One of the highlights of the battle seemed to include a moment when Deegan waited on Smith in order to throw a second block pass, adding fuel to the controversy.

After his initial crash, Smith fell to seventh on the next lap. He would crash twice more during the event, ultimately finishing four laps off the pace in 20th.

The topic was inevitably part of the postrace news conference.

“It was good racing; it was fun,” Deegan said at about the 27-minute mark in the video above. “I just had some fun doing it.”

Smith had more trouble in the Last Chance Qualifier. He stalled his bike in heavy traffic, worked his way into a battle for fourth with the checkers in sight, but crashed a few yards shy of the finish line and was credited with seventh. Smith earned zero points and fell to sixth in the standings.

Lawrence defends Deegan
Jordon Smith failed to make the Detroit Supercross Main and fell to sixth in the points. – Feld Motor Sports

“I think he’s like fifth in points,” Deegan said. “He’s a little out of it. Beside that it was good, I don’t know. I wasn’t really paying attention.”

Deegan jokingly deflected an earlier question with the response that he wasn’t paying attention during the incident.

“He’s my teammate, but he’s a veteran, he’s been in this sport for a while,” Deegan said. “I was up there just battling. I want to win as much as everybody else. It doesn’t matter if it’s a heat race or a main; I just want to win. I was just trying to push that.”

As Deegan and Smith battled, Jeremy Martin took the lead. Deegan finished second in the heat and backed up his performance with a solid third-place showing in the main, which was his second podium finish in a short six-race career. Deegan’s first podium was earned at Daytona, just two rounds ago.

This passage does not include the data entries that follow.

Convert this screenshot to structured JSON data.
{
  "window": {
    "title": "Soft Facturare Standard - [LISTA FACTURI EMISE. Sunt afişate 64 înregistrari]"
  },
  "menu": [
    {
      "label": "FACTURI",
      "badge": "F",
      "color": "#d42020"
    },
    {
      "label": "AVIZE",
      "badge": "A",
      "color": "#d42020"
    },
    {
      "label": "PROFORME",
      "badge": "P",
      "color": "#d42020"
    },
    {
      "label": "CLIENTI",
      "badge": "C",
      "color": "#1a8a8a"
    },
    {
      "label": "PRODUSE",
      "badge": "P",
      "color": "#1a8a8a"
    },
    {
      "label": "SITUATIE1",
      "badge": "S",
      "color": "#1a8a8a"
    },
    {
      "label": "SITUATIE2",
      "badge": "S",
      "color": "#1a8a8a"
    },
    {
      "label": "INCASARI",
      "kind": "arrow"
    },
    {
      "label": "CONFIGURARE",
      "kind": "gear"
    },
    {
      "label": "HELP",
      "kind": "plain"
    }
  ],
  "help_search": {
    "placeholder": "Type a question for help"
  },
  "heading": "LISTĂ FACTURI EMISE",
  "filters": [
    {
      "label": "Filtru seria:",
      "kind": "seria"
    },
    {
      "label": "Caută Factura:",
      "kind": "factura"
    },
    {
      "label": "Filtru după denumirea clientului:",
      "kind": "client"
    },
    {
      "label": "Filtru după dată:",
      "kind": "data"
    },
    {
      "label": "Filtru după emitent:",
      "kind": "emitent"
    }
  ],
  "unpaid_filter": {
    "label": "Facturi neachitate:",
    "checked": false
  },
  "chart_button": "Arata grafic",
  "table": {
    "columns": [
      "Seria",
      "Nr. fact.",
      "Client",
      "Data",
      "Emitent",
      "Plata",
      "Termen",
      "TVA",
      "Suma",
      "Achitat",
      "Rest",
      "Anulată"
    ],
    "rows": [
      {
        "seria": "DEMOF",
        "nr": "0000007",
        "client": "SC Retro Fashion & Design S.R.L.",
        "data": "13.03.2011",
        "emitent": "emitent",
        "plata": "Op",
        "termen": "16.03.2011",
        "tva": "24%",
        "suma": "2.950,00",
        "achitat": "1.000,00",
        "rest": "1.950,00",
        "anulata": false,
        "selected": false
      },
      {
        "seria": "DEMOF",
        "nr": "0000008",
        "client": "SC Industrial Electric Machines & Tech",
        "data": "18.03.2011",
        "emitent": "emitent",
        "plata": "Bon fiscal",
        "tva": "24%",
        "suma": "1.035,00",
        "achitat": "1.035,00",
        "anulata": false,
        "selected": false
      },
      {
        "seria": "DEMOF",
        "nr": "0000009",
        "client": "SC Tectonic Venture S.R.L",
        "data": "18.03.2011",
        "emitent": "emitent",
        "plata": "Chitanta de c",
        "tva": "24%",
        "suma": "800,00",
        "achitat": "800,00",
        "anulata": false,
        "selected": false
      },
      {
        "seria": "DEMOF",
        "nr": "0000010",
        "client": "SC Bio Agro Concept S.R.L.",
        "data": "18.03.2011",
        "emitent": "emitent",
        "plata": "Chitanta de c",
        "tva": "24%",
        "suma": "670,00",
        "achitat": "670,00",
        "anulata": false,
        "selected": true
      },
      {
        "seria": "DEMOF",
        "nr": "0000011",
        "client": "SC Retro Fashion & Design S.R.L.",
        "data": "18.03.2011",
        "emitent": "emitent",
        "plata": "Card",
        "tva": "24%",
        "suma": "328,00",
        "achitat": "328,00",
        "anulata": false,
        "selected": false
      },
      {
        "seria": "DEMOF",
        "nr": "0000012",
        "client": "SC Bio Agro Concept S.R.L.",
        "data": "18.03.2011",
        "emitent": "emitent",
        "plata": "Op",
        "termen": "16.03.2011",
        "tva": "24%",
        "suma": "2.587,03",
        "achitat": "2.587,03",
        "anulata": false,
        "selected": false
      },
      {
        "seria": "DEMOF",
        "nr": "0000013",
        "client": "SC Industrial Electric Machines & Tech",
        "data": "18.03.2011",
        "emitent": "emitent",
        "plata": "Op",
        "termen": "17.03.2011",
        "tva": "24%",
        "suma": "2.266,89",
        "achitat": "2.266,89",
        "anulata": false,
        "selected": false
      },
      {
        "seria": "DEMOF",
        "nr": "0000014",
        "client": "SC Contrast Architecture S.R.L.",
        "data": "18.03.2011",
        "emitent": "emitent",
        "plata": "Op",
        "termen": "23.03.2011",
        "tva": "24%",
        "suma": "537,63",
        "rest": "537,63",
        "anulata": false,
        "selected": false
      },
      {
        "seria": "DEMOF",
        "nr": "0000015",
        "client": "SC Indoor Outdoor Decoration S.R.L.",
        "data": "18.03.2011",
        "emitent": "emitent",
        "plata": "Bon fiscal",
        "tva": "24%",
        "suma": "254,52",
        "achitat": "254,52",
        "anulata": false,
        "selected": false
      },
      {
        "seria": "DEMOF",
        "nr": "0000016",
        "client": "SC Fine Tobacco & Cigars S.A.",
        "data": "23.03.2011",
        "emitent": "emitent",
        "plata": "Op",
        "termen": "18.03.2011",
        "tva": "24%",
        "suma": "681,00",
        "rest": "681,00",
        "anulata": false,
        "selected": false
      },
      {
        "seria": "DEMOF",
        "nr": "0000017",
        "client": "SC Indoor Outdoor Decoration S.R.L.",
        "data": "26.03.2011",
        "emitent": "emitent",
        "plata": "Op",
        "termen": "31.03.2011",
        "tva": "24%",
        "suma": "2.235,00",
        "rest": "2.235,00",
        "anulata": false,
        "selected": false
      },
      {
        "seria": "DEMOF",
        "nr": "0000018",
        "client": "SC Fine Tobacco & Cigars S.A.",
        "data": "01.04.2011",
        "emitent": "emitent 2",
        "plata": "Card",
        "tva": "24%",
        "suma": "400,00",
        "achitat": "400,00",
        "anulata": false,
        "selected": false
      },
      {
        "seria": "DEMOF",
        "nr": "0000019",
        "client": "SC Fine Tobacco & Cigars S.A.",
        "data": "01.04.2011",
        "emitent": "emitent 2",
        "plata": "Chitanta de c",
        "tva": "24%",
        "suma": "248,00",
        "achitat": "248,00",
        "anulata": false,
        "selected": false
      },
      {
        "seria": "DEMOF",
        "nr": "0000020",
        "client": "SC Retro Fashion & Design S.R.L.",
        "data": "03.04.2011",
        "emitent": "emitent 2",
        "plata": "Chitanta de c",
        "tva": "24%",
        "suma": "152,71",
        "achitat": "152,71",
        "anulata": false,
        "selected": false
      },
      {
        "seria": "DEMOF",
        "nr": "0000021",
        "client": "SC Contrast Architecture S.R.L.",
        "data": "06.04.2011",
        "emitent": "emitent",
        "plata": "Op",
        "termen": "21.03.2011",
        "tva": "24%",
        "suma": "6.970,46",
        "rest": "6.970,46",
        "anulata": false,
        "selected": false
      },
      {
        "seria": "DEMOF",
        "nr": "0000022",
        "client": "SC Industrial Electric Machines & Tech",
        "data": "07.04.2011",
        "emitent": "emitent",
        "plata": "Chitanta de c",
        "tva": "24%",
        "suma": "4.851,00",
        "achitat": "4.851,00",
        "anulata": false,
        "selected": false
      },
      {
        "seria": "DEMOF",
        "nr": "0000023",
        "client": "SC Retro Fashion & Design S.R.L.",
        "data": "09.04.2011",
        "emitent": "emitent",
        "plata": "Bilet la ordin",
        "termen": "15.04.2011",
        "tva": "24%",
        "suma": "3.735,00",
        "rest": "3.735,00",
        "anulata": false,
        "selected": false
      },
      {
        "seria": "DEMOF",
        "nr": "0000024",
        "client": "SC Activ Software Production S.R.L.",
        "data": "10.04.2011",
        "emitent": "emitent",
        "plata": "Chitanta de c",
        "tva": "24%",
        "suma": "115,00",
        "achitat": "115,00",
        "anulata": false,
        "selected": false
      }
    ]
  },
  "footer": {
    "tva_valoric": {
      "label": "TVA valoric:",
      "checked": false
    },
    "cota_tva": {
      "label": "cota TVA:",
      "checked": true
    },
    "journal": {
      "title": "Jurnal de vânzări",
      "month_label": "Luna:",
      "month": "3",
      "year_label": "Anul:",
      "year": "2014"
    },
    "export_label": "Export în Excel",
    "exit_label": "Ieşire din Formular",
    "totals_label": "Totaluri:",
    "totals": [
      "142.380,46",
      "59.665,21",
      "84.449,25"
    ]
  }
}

But as Deegan struggled to find something meaningful to say, unsurprisingly for a 17-year-old rider who was not scheduled to run the full 250 schedule this year, it was the championship leader Lawrence who came to his defense.

Lawrence defends Deegan
A block pass by Haiden Deegan led to a series of events that eventually led to Jordon Smith failing to make the Main. – Feld Motor Sports

“I just want to point something out, which kind of amazes me,” Lawrence said during the conference. “So many of the people on social media, where everyone puts their expertise in, are saying the racing back in the ’80s, the early 90s, when me were men. They’re always talking about how gnarly it was and then anytime a block pass or something happens now, everyone cries about it.

“That’s just a little bit interesting. Pick one. You want the gnarly block passes from 10 years ago and then you get it, everyone makes a big song and dance about it.”

Pressed further, Lawrence defended not only the pass but the decision-making process that gets employed lap after lap in a Supercross race.

“It’s easy to point the finger,” Lawrence said. “We’re out there making decisions in a split millisecond. People have all month to pay their phone bill and they still can’t do that on time.

“We’re making decisions at such a fast reaction [time with] adrenaline. … I’m not just saying it for me or Haiden. I speak for all the guys. No one is perfect and we’re under a microscope out there. The media is really quick to point a finger when someone makes a mistake.”

The media is required to hold athletes accountable for their actions. They are also required to tell the complete story.